Empodere uma menina negra

Deroní Mendes - De acordo com  estudo realizado pela ONG Save The Children em 144 países, o Brasil é o pior país da América do Sul se ser para menina e o 102º do mundo, pior inclusive que a Índia e Angola, por exemplo. Então, já imaginou quão difícil é para uma menina negra crescer e viver em um dos países mais machistas e racista do mundo? Com certeza é muito difícil. 

Eu mulher negra de origem pobre, filha de agricultores, mãe de menina negra, busco empoderar minha filha sobre sua negritude cotidianamente.  Mostro a ela o quanto ela é linda e que sua pele e seus  cabelos são perfeitos. Sim, são diferentes dos cabelos e da pele das amiguinhas da escola, mas ninguém é igual. Digo que todo mundo especial, por isso somos diferentes.
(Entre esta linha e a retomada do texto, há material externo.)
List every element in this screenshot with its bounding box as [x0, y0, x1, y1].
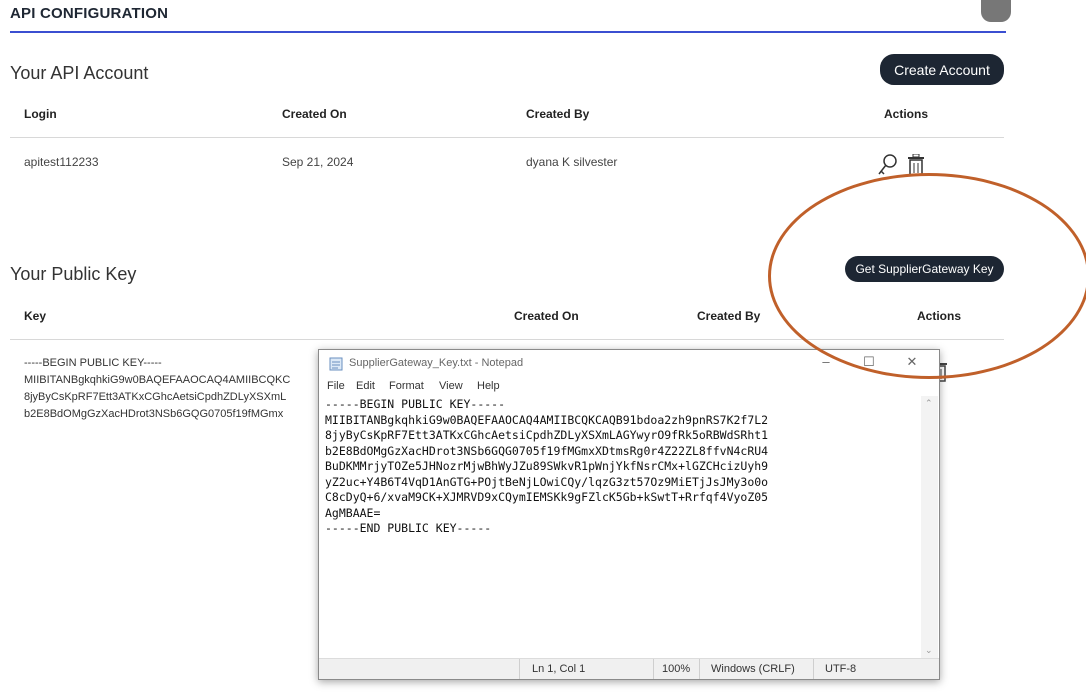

A Sofia, sempre gostou de bonecas, então sempre que possível a presenteio com bonecas negras, ainda que estas sejam bem mais caras e difíceis de se encontrar. Infelizmente, erroneamente algumas pessoas pensam  que eu dou apenas bonecas negras a ela. E então já fui questionada algumas vezes, se não tenho receio de que ela se transforme em uma pessoa racista. 
É claro que esse questionamento sempre me incomodam prá caramba. Mas, sei também, que muitas vezes o individuo que me faz essa pergunta, infelizmente, não tem a real noção sobre o que seja ser negro e viver em uma sociedade racista o racismo, ou mesmo a atitude racista. E por um mundo menos racista, sinto que é minha contribuição social, ajudá-la a entender a crueldade e as marcas que o racismo deixa em nós. 

Hora de exercitar a empatia. Preciso ser empática,  ainda que a educação de minha filha diga respeito a mim e ao meu esposo. Então, sem agressividade ou levantar o tom da voz,  e de preferência com um sorriso, explico que, dou a ela preferencialmente bonecas negras, porque é importante para a auto –estima dela. Quero que ela tenha referencia. 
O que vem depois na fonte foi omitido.